Surabaya and the Asia That No Longer Exists
I went to Surabaya in September 2025 partly because almost nobody goes to Surabaya. The second-largest city in Indonesia, major port, industrial hub — not on the tourist circuit in the way that Bali and Yogyakarta are, not fashionable, not particularly photogenic in the way that algorithmically successful destinations are photogenic. People go to Bali. People go to Surabaya because they have business there, or because they live there, or because they are looking for the kind of Indonesia that has not been optimised for visitors.
I am that third kind of traveller. I have been that kind for as long as I have been travelling.

The Asia I Found Before Tourism Found It
I need to be careful here not to be the kind of person who resents other people’s travel. That is not the point. But there is something true that needs saying about what Asia was like before the infrastructure of mass tourism transformed it, and what has been lost alongside what has been gained.
In 2009 to 2011, I went to Myanmar — then Burma — when there were no ATMs and you had to bring cash like a drug dealer crossing a border. You carried hundred-dollar bills, pristine and unfolded, because crumpled notes were refused. Bagan — the plain of 2,200 Buddhist temples spread across 40 square kilometres — had almost no tourists. You could walk between the temples in silence. You could climb one at sunrise and see nothing in any direction except other temples and the Irrawaddy River and the mountains beyond. It was one of the most beautiful things I have seen anywhere. I loved it with an intensity that surprises me still when I think about it.
In 2005, I went to Angkor Wat when you could still be almost alone in the temples at sunrise. By 2012, there were five times as many tourists. The experience was still magnificent — Angkor Wat does not stop being Angkor Wat because of crowds — but the silence was gone.
When I lived in China from 2002 to 2004, I went to villages where children touched me because a foreigner was rare enough to be remarkable, possibly lucky. Those villages are connected to everything now. The children’s children have smartphones and probably know more about the world than I did at their age.
What Surabaya Is
Surabaya is a city of three million people that functions as a city rather than a tourism product. The old Dutch colonial quarter has faded glory — the buildings are magnificent and largely unmaintained, which gives them an atmosphere that perfectly maintained heritage districts sometimes lack. The Arab Quarter near Ampel Mosque is a genuine neighbourhood where people live and work and worship rather than a recreation of one.
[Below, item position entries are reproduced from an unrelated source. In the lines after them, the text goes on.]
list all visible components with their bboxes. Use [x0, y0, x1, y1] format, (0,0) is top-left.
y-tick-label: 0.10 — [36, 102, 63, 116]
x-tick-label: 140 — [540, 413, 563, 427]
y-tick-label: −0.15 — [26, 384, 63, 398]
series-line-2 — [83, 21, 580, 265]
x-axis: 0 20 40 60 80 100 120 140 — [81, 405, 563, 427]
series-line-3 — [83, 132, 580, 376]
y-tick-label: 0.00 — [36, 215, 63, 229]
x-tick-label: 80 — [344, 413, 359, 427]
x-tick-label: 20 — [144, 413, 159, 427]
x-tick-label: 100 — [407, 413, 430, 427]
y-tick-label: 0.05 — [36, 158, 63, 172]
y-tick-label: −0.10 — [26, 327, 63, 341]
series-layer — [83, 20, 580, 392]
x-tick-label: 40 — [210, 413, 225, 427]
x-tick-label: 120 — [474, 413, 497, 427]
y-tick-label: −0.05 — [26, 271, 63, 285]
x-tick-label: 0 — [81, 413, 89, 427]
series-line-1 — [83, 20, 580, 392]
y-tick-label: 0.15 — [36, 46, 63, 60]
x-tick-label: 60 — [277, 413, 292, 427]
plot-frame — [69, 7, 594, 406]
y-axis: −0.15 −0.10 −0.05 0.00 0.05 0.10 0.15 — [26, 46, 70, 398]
The food is exceptional and almost entirely unknown to the international traveller. Rawon — a dark, rich beef soup made with black kluwek nuts, served with rice and fermented shrimp paste — is one of the great soups of Southeast Asia and is Surabayan in origin. Lontong balap, rujak cingur, tahu tek — a city’s worth of dishes that do not appear on any “best food in Asia” list because no international food media has bothered to send anyone to Surabaya.
I ate extremely well. I paid almost nothing. I was the only obvious foreigner in every restaurant.

The Traveller’s Paradox
There is a paradox at the heart of the kind of travel I have always sought. The places I love most are the ones that have not yet been discovered. But the act of writing about them — of recommending them, of sharing photographs — is itself part of the process that transforms them. I helped kill the secret of places I loved by loving them too visibly.
I do not think the answer is silence. The answer, I think, is honesty about what we are doing when we travel and what we are willing to accept as the terms. We go to places. We consume them, transform them, sometimes damage them, sometimes contribute to them. The best we can do is travel with attention — to pay for things fairly, to treat the places and people we encounter as ends rather than means, to understand that our presence has consequences.
I went to Surabaya because I wanted to find Asia that had not been fully processed into a product for people like me. I found some of it. It will not last. But for a few days in September, the rawon was extraordinary and I was more or less alone in the city that made it, and that was enough.